Il nuovo strumento finanziario sta riscuotendo un buon successo tra i risparmiatori italiani che anche su sollecitazione degli intermediari finanziari ne hanno sottoscritto 5 mld( dati del sole 24 ore di sabato 12 agosto 2017.)
D’altra parte per chi segue l’andamento degli indici borsistici italiani si nota che l’indice delle mid cap ha sovraperformato l’indice ftse mib
In cinque anni il governo stimava che lo strumento istituito potesse raccogliere dai 16 ai 18 mld . Se si continua con questo ritmo ( in sette mesi 5 Mld) l’obiettivo potrebbe essere realizzato in molto meno tempo.

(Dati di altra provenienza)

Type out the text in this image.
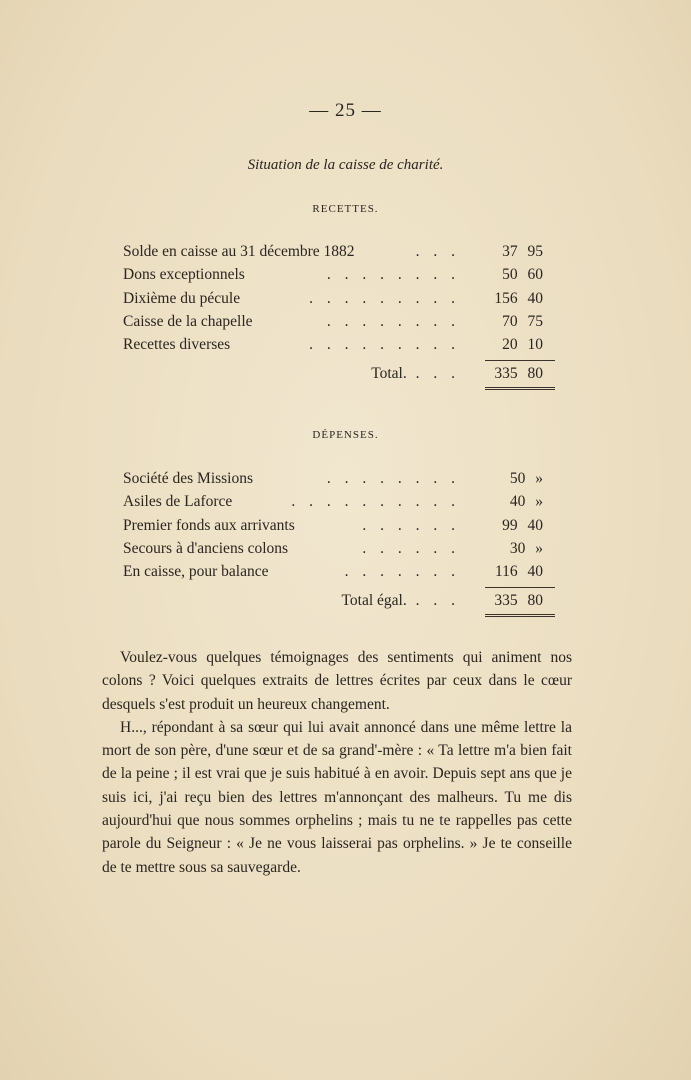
— 25 —
Situation de la caisse de charité.
RECETTES.
Solde en caisse au 31 décembre 1882	. . .	37 95
Dons exceptionnels	. . . . . . . .	50 60
Dixième du pécule	. . . . . . . . .	156 40
Caisse de la chapelle	. . . . . . . .	70 75
Recettes diverses	. . . . . . . . .	20 10
Total. . . .	335 80
DÉPENSES.
Société des Missions	. . . . . . . .	50 »
Asiles de Laforce	. . . . . . . . . .	40 »
Premier fonds aux arrivants	. . . . . .	99 40
Secours à d'anciens colons	. . . . . .	30 »
En caisse, pour balance	. . . . . . .	116 40
Total égal. . . .	335 80

Voulez-vous quelques témoignages des sentiments qui animent nos colons ? Voici quelques extraits de lettres écrites par ceux dans le cœur desquels s'est produit un heureux changement.

H..., répondant à sa sœur qui lui avait annoncé dans une même lettre la mort de son père, d'une sœur et de sa grand'-mère : « Ta lettre m'a bien fait de la peine ; il est vrai que je suis habitué à en avoir. Depuis sept ans que je suis ici, j'ai reçu bien des lettres m'annonçant des malheurs. Tu me dis aujourd'hui que nous sommes orphelins ; mais tu ne te rappelles pas cette parole du Seigneur : « Je ne vous laisserai pas orphelins. » Je te conseille de te mettre sous sa sauvegarde.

Per i risparmiatori i Pir sono certamente un’opportunità ma comportano anche rischi che vanno valutati con attenzione prima di decidere quanta parte del loro patrimonio finanziario investire.
I rischi sono collegati alla circostanza che le piccole e medie imprese quotate sui mercati sono ancora poche ed il flusso improvviso e consistente di danaro attivato dai Pir potrebbe ,qualora altre aziende non si quotano, creare nel tempo una bolla.

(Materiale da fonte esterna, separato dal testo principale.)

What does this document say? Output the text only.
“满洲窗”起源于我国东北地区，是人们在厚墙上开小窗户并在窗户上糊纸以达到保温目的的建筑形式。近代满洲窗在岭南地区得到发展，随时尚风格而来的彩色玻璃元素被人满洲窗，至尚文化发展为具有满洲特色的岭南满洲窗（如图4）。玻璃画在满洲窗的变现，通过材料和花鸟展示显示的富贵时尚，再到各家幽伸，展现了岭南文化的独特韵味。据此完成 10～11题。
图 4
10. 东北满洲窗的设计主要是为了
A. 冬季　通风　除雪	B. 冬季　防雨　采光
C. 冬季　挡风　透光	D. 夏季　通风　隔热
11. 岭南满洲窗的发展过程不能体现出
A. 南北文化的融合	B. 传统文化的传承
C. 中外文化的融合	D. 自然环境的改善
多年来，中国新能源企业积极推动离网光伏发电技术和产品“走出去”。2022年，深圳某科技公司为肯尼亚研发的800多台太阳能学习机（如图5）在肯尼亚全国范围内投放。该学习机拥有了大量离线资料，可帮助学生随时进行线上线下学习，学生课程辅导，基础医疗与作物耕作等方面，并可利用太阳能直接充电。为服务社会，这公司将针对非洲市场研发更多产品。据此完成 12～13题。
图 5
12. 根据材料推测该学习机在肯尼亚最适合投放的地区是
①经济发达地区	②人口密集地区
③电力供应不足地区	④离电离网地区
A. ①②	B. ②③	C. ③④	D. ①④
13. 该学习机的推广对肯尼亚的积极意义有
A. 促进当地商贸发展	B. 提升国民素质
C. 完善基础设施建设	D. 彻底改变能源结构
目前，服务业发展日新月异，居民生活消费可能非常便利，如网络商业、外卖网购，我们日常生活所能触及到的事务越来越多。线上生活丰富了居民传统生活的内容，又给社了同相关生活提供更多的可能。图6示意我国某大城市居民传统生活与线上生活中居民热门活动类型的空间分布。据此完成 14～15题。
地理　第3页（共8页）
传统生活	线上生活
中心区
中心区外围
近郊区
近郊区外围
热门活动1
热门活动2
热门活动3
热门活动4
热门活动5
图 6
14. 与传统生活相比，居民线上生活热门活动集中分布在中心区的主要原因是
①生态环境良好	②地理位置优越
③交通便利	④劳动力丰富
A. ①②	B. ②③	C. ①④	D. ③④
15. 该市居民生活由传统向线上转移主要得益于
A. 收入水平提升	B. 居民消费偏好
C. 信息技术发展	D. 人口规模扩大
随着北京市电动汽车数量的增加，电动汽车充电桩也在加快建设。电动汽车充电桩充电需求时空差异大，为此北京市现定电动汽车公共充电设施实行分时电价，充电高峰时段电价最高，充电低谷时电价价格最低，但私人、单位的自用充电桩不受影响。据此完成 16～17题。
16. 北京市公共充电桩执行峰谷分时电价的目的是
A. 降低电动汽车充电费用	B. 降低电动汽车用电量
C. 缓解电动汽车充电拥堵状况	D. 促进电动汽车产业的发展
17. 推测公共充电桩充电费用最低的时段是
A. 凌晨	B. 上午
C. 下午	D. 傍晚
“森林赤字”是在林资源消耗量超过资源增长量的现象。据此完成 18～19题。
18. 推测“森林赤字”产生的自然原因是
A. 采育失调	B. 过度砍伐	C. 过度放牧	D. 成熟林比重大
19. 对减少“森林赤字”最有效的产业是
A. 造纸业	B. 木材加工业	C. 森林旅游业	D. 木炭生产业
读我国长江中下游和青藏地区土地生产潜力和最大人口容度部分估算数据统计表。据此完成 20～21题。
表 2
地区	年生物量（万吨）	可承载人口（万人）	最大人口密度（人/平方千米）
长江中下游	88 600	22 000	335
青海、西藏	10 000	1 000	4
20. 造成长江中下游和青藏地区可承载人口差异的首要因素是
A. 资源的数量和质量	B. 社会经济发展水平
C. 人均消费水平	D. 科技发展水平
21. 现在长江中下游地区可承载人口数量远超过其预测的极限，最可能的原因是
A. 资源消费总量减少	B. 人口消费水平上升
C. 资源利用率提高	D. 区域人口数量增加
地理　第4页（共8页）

Occorre però tener conto che dei 5 mld raccolti fino ad oggi solo 800 mln sono stati utilizzati per comprare azioni e obbligazioni delle piccole e medie aziende quotate in quanto la normativa prevede che i parametri da rispettare per ottenere le agevolazioni sono i seguenti: il 70 % dell’importo del Pir deve essere investito il azioni e obbligazioni emesse da aziende europee mentre almeno il 21% di questo 70 deve essere obbligatoriamente investito in azioni e obbligazioni di piccole e medie aziende italiane quotate ad esclusione di quelle quotate sull’indice principale.

Altro nodo da sciogliere per chi vuole cogliere l’opportunità dei Pir è quello di decidere se comprare direttamente i titoli azionari o obbligazionari delle piccole e medie imprese( il cosidetto fai da te) o affidarsi ai gestori di fondi comuni specializzati che hanno costruito apposite soluzioni di investimento nel rispetto delle caratteristiche previste dalla legge per ottenere le agevolazioni.

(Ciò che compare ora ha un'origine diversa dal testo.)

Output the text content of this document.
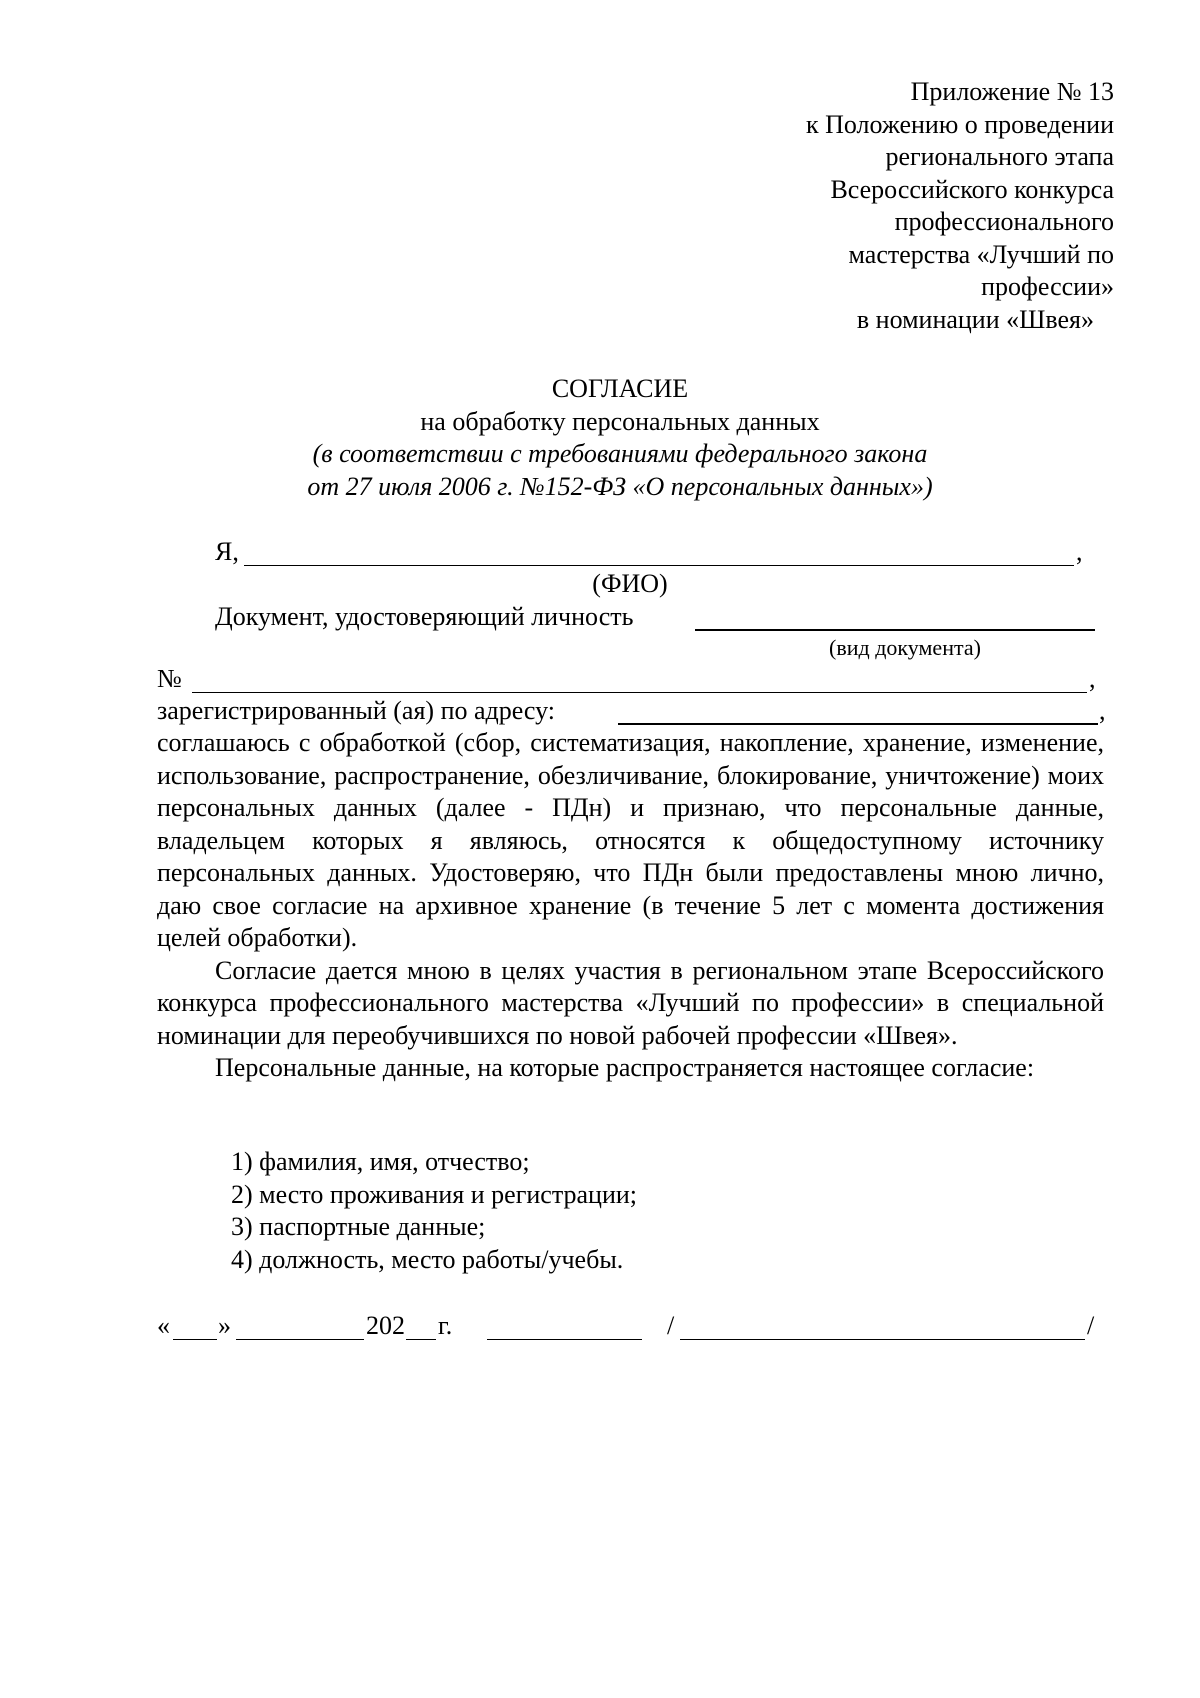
Приложение № 13
к Положению о проведении
регионального этапа
Всероссийского конкурса
профессионального
мастерства «Лучший по
профессии»
в номинации «Швея»
СОГЛАСИЕ
на обработку персональных данных
(в соответствии с требованиями федерального закона
от 27 июля 2006 г. №152-ФЗ «О персональных данных»)
Я,	,
(ФИО)
Документ, удостоверяющий личность
(вид документа)
№	,
зарегистрированный (ая) по адресу:	,

соглашаюсь с обработкой (сбор, систематизация, накопление, хранение, изменение, использование, распространение, обезличивание, блокирование, уничтожение) моих персональных данных (далее - ПДн) и признаю, что персональные данные, владельцем которых я являюсь, относятся к общедоступному источнику персональных данных. Удостоверяю, что ПДн были предоставлены мною лично, даю свое согласие на архивное хранение (в течение 5 лет с момента достижения целей обработки).

Согласие дается мною в целях участия в региональном этапе Всероссийского конкурса профессионального мастерства «Лучший по профессии» в специальной номинации для переобучившихся по новой рабочей профессии «Швея».

Персональные данные, на которые распространяется настоящее согласие:

1) фамилия, имя, отчество;
2) место проживания и регистрации;
3) паспортные данные;
4) должность, место работы/учебы.
« »	202 г.	/	/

Essendo un mercato che presuppone per essere affrontato con successo di una competenza professionale elevata, che il singolo risparmiatore in genere non ha, e anche per evitare l’eccessiva concentrazione su pochi titoli, è consigliabile sottoscrivere fondi comuni di investimento per diversificare e ridurre i rischi di concentrazione fruendo nel contempo della professionalità del gestore.
In conclusione per cogliere l’opportunità dei Pir occorre decidere in base ai propri bisogni finanziari di medio lungo termine, al proprio profilo di rischio individuale( da accertare insieme al consulente bancario e finanziario rispondendo all’apposito questionario in conformità alla direttiva mifid sulla trasparenza dei mercati) ed al proprio orizzonte temporale ,che non può essere inferiore a 5 anni, quanto investire in percentuale sull’intero patrimonio detenuto.
Attualmente molte società di gestione di fondi comuni hanno lanciato sul mercato i Pir .
Prima di sottoscriverli sarebbe opportuno anche verificare i costi di collocamento e i costi di gestione annua che devono essere dichiarati preventivamente dal collocatore con la scheda KIID ( informazioni chiave per gli investitori ) dove è anche indicato il grado di rischio del fondo ( scala da 1 a 7 dove 1 è il rischio inferiore e 7 quello maggiore).
I costi, non scordiamocelo, incidono sui rendimenti finali.